Tujuan utama ritual ini adalah mengucap syukur atas hasil panen. Syukur
dirayakan dengan makan padi baru bersama—padi yang benar-benar baru dari hasil
panen saat itu.
“Ini acara yang wajib dibuat pada malam hari sebelum keesokan
harinya kélas sebagai tanda syukur kepada leluhur, karena
kesuksesan, keberhasilan yang kita peroleh juga berkat dukungan mereka (baca:
leluhur). Kalau dalam konteks kami di sini syukur atas hasil panen yang
diperoleh. Sebelum besok kélas, kita perlu
bersyukur dulu sebagai penghormatan terhadap mereka.” jelas Raymundus (tokoh
adat) pada Kamis (17/09/2020).
“Toe di uwa dite kaut legha kiwan gho, pu isé éta pu lén olo. Zadi,
apa ata pesan disé olon pandé lité. Ai omé toé bisa rugi lisé, sama ata toé
hormat isé.” sambung Agustinus sebagai pemimpin ritual legha kiwan.
(Bukan di masa kita saja legha kiwan ini, sejak mereka (baca: leluhur) sejak masa mereka. Jadi, apa yang menjadi pesan mereka dulu kita lakukan. Jika tidak, mereka akan marah, sama saja kita tidak menghormati mereka)
Sarana utama ritual ini ialah seekor ayam jantan putih (manuk lalong bakok) dan seekor babi (ela). Dalam praktiknya, pemimpin ritual menyampaikan doa-doa kepada leluhur sambil memegang ayam, sementara itu, babi diletakkan di depan rumah. Panenan juga dihadirkan secara simbolis dalam ritual, seperti padi, jagung, dan sayur, yang disimpan di atas nyiru.
“Secara simbolis ayam jantan putih melambangkan ketulusan dan
keterbukaan hati kita di hadapan leluhur. Maksudnya, kita tulus mempersembahkan
itu kepada mereka sebagai rasa syukur. Juga sebagai simbol permohonan kita
kepada mereka, seperti kesehatan dan kesuksesan. Kita mengharapkan kesehatan
dan dibebaskan dari segala sakit penyakit ibarat ayam jantan putih. Kalau babi,
sebagai tanda syukur. Kita sudah menerima banyak berkat, maka perlu
mengurbankan hewan yang lebih besar.” jelas Raymundus.

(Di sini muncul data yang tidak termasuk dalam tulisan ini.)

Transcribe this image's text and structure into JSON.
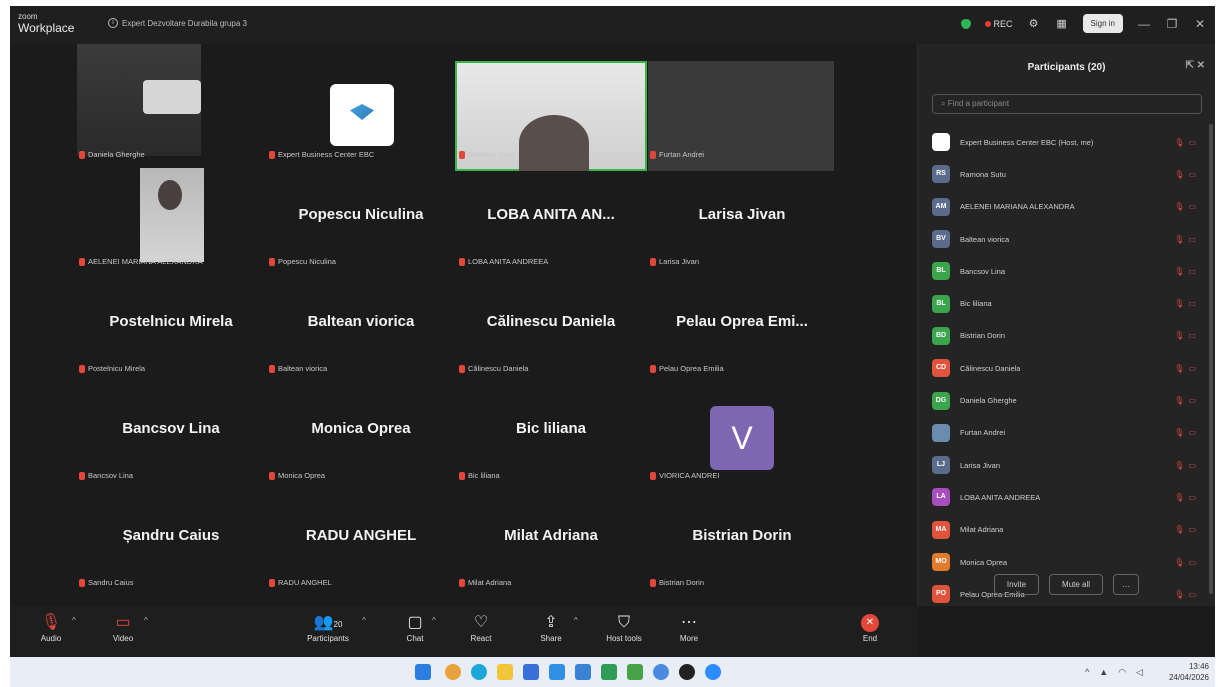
{
  "window": {
    "brand_top": "zoom",
    "brand_bottom": "Workplace",
    "meeting_title": "Expert Dezvoltare Durabila grupa 3",
    "rec_label": "REC",
    "signin_label": "Sign in"
  },
  "gallery": {
    "tiles": [
      {
        "big": "",
        "label": "Daniela Gherghe"
      },
      {
        "big": "",
        "label": "Expert Business Center EBC"
      },
      {
        "big": "",
        "label": "Ramona Sutu"
      },
      {
        "big": "",
        "label": "Furtan Andrei"
      },
      {
        "big": "",
        "label": "AELENEI MARIANA ALEXANDRA"
      },
      {
        "big": "Popescu Niculina",
        "label": "Popescu Niculina"
      },
      {
        "big": "LOBA ANITA AN...",
        "label": "LOBA ANITA ANDREEA"
      },
      {
        "big": "Larisa Jivan",
        "label": "Larisa Jivan"
      },
      {
        "big": "Postelnicu Mirela",
        "label": "Postelnicu Mirela"
      },
      {
        "big": "Baltean viorica",
        "label": "Baltean viorica"
      },
      {
        "big": "Călinescu Daniela",
        "label": "Călinescu Daniela"
      },
      {
        "big": "Pelau Oprea Emi...",
        "label": "Pelau Oprea Emilia"
      },
      {
        "big": "Bancsov Lina",
        "label": "Bancsov Lina"
      },
      {
        "big": "Monica Oprea",
        "label": "Monica Oprea"
      },
      {
        "big": "Bic liliana",
        "label": "Bic liliana"
      },
      {
        "big": "",
        "label": "VIORICA ANDREI"
      },
      {
        "big": "Șandru Caius",
        "label": "Sandru Caius"
      },
      {
        "big": "RADU ANGHEL",
        "label": "RADU ANGHEL"
      },
      {
        "big": "Milat Adriana",
        "label": "Milat Adriana"
      },
      {
        "big": "Bistrian Dorin",
        "label": "Bistrian Dorin"
      }
    ],
    "v_avatar": "V"
  },
  "participants": {
    "title": "Participants (20)",
    "search_placeholder": "Find a participant",
    "items": [
      {
        "initials": "",
        "name": "Expert Business Center EBC (Host, me)",
        "color": "#ffffff"
      },
      {
        "initials": "RS",
        "name": "Ramona Sutu",
        "color": "#5a6b8c"
      },
      {
        "initials": "AM",
        "name": "AELENEI MARIANA ALEXANDRA",
        "color": "#5a6b8c"
      },
      {
        "initials": "BV",
        "name": "Baltean viorica",
        "color": "#5a6b8c"
      },
      {
        "initials": "BL",
        "name": "Bancsov Lina",
        "color": "#3aa54a"
      },
      {
        "initials": "BL",
        "name": "Bic liliana",
        "color": "#3aa54a"
      },
      {
        "initials": "BD",
        "name": "Bistrian Dorin",
        "color": "#3aa54a"
      },
      {
        "initials": "CD",
        "name": "Călinescu Daniela",
        "color": "#e0533d"
      },
      {
        "initials": "DG",
        "name": "Daniela Gherghe",
        "color": "#3aa54a"
      },
      {
        "initials": "",
        "name": "Furtan Andrei",
        "color": "#6a8caf"
      },
      {
        "initials": "LJ",
        "name": "Larisa Jivan",
        "color": "#5a6b8c"
      },
      {
        "initials": "LA",
        "name": "LOBA ANITA ANDREEA",
        "color": "#a64dbf"
      },
      {
        "initials": "MA",
        "name": "Milat Adriana",
        "color": "#e0533d"
      },
      {
        "initials": "MO",
        "name": "Monica Oprea",
        "color": "#e07a2d"
      },
      {
        "initials": "PO",
        "name": "Pelau Oprea Emilia",
        "color": "#e0533d"
      }
    ],
    "invite_label": "Invite",
    "mute_all_label": "Mute all"
  },
  "toolbar": {
    "audio": "Audio",
    "video": "Video",
    "participants": "Participants",
    "participants_count": "20",
    "chat": "Chat",
    "react": "React",
    "share": "Share",
    "host_tools": "Host tools",
    "more": "More",
    "end": "End"
  },
  "taskbar": {
    "time": "13:46",
    "date": "24/04/2026"
  }
}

Maksud atau tujuan ritual legha kiwan tercermin
dalam ungkapan simbolis: na’a wa kiwan manga téti kiwan weru, ramba
pesa kolé bébér, rasan kolé kopé, tua wua serop saun. Jika diparafrasekan
menjadi ‘melepas musim lama menyambut musim baru, supaya kembali bekerja,
membuahkan hasil’. Pelepasan periode lama diwujudkan dengan syukuran atas
berkat yang telah diterima, sedangkan penyambutan periode baru diwujudkan
dengan mohon berkat.
***
Masyarakat Agraris
Jika ditilik, ungkapan di atas mencerminkan masyarakat setempat sebagai masyarakat agraris. Kata bébér ‘menebas/merambah’, kopé ‘parang’, wua ‘buah’, saun ‘daun’. Kata-kata ini menggambarkan intensitas interaksi warga Tok dengan lingkungan alam tempat mereka bergantung untuk kelangsungan hidupnya. Mereka adalah komune yang menanam cengkih, kemiri, dan coklat untuk menyambung hidup.
Parang merupakan alat yang mereka gunakan untuk bertani/berkebun; merambah (bébér) merupakan rutinitas mereka; dan buah (wua) dan saun (daun) adalah tuaian mereka. Melalui ritual legha kiwan, mereka bersyukur atas apa yang telah mereka kerja dan tuai di musim yang telah lalu dan memohon berkat untuk apa yang akan mereka kerjakan dan tanam pada musim yang baru.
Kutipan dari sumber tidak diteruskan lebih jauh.